Abstract: Several industrial lithium battery recycling processes use thermal pre-treatment in an oxidative or inert atmosphere, or in a vacuum, to separate the battery components and remove organic material. However, a comparison of these pre-treatments on the microstructure and composition of waste material and production scrap LiBs has not been explored as well as there is a scarcity of information about the character of by-products generated during the processing. In this work the effects of incineration and dynamic pyrolysis on the composition of spent Li-ion batteries (LiBs) and the effects of incineration, dynamic pyrolysis, and pyrolysis under vacuum on the composition of production scrap Li-ion batteries (LiBs) were investigated. LiBs with cathode active material based on Li(NixMnyCoz)Oj, i.e.

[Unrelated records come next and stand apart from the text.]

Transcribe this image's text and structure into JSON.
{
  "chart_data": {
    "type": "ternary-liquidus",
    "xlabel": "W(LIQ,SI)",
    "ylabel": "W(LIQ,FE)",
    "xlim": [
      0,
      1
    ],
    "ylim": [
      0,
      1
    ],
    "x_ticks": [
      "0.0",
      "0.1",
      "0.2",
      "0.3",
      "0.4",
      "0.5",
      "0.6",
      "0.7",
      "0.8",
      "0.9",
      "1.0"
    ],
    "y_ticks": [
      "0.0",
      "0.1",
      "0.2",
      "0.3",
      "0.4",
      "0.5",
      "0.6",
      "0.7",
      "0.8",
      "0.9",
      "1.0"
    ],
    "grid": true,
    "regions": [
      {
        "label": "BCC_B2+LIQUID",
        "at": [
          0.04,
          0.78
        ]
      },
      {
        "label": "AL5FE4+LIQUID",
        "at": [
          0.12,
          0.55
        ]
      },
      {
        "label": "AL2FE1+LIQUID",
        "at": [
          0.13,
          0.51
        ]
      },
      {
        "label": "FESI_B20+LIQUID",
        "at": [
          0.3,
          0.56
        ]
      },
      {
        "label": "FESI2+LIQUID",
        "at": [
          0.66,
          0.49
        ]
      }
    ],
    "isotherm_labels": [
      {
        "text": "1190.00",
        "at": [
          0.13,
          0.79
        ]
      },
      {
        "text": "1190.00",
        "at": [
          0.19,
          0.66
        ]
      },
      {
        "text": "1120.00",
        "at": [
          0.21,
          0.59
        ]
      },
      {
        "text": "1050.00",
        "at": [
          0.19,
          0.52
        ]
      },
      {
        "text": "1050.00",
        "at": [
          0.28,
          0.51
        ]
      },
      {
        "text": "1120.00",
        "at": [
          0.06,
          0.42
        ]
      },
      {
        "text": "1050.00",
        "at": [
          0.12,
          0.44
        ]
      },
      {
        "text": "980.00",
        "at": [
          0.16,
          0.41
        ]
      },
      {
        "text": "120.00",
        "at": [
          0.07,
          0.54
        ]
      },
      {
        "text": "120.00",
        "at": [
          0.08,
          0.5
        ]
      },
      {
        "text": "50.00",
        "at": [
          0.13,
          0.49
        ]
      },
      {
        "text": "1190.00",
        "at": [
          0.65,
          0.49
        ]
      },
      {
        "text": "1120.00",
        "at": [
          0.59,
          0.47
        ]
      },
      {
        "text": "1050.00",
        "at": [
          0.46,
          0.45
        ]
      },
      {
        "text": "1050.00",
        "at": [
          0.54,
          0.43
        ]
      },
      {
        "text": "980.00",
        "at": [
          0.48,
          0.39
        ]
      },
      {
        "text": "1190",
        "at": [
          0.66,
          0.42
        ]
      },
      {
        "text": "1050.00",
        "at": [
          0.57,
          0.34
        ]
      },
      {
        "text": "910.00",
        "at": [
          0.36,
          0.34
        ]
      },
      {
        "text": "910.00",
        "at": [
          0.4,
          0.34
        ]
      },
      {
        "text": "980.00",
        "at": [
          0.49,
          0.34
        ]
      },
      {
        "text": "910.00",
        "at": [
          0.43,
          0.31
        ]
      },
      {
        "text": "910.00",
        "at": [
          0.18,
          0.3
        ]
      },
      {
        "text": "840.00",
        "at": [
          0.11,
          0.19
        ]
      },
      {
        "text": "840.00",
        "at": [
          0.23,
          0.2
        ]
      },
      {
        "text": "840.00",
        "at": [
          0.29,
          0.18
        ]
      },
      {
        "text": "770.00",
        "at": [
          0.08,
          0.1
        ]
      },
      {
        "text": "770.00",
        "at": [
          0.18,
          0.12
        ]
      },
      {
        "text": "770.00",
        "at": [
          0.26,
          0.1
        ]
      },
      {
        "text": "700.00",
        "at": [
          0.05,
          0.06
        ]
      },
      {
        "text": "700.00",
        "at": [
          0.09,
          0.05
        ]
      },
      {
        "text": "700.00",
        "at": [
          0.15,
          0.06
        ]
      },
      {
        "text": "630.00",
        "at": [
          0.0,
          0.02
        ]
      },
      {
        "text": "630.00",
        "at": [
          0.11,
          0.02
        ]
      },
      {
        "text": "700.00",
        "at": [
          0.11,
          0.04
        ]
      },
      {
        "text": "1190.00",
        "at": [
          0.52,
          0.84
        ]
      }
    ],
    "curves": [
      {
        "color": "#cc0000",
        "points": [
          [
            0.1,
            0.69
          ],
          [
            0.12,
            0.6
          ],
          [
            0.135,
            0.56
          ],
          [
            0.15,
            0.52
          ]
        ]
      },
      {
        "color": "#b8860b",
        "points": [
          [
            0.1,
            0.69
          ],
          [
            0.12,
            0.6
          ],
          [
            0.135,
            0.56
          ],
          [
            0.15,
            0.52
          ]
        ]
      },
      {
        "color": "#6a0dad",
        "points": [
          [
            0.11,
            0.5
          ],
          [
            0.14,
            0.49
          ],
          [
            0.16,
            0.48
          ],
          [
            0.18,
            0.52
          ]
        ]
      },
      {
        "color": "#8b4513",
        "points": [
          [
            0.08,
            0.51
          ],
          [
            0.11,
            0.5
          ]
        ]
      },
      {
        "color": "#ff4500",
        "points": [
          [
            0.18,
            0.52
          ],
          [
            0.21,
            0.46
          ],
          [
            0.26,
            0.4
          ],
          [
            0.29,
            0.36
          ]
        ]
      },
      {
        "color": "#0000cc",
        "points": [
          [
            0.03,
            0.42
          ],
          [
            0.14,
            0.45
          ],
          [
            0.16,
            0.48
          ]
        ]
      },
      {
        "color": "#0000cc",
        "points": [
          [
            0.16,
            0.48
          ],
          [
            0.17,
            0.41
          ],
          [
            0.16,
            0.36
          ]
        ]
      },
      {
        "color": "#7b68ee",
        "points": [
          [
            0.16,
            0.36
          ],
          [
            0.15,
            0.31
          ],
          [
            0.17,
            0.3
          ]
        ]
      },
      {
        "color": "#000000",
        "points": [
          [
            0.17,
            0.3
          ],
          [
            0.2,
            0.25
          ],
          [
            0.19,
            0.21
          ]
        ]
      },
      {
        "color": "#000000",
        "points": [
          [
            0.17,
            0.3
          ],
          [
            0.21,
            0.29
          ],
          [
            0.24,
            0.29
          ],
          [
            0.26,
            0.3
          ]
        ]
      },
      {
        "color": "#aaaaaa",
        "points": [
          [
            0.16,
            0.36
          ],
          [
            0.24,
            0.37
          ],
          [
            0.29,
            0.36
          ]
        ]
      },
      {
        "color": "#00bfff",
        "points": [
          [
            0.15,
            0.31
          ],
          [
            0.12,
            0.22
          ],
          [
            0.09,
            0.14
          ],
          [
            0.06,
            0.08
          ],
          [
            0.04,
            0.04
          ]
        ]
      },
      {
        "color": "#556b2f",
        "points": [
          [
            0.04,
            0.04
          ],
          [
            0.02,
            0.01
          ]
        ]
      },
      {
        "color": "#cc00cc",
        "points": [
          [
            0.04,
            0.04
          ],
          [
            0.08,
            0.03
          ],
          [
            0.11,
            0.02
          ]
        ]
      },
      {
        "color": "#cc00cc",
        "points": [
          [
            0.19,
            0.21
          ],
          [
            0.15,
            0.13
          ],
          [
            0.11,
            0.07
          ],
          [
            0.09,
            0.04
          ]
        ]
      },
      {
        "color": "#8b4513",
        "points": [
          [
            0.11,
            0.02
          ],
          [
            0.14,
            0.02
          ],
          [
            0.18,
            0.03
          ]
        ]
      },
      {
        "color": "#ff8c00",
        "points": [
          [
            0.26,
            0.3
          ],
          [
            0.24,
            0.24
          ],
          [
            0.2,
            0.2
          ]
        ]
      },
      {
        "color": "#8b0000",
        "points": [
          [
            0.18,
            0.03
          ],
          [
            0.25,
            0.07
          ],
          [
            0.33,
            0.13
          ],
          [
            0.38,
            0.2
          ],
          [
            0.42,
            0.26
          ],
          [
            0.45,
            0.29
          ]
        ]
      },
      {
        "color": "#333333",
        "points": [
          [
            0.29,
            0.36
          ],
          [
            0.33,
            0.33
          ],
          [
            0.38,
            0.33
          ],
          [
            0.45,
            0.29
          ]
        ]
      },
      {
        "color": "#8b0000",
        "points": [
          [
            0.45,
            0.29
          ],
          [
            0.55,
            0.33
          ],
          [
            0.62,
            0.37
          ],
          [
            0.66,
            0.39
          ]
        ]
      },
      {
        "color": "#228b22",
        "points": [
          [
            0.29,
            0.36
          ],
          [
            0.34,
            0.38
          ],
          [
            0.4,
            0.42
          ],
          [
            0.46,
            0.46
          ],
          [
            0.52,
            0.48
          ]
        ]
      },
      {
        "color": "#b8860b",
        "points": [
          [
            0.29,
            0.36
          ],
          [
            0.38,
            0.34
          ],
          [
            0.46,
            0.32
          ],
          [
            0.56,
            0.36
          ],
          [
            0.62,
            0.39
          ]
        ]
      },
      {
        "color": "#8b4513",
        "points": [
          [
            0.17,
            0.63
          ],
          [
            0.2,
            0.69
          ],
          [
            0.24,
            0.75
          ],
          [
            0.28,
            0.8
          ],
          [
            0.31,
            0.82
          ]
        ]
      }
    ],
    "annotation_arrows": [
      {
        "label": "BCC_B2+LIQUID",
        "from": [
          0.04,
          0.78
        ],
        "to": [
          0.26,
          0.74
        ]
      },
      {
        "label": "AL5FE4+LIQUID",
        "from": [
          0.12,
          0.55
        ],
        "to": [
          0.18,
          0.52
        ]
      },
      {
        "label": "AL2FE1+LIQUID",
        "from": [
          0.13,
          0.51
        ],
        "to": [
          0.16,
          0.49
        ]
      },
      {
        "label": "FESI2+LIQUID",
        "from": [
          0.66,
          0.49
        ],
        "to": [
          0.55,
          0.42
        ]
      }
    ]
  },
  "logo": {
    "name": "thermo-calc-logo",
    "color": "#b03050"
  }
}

NMC-LiBs, were treated from 15 to 180 minutes at a temperature between 400-700°C. During the pyrolysis, reactions with C and CO(g) led to a reduction of metal oxides, with Co, CoO, Ni, NiO, Mn, Mn3O4, Li2O, and Li2CO3 as the main products. During the incineration, the organic material was removed more efficiently than in pyrolysis and the lithium metal oxides were subjected to both carbothermic reduction and oxidation. During pyrolysis at 700°C for 180 minutes, the carbon content decreased to 15w%, in comparison to the initial 41w%. The incineration performed under the same conditions resulted in almost complete removal of the graphite and organic species, ~0.6w%. Gas and organic oil by-products from the decomposition of the organic components were characterized. The presence of HF was detected and fluorine was identified also in the oil by-products. The decomposition of the binder facilitated the separation by mechanical treatment of the active material from the current collector. The best method to recover cathode material was shown to be incineration at a temperature range between 550˚ and 650˚ C for at least 90 minutes, followed by ball milling. The recovered fraction of active material was >95%. The formation of HF in the case of high temperature accident involving NMC-LiB was also determined. Four commercial refrigeration liquids containing halogens were investigated. The presence of these refrigeration liquids leads to an increase of the quantity of HF released during a simulated fire.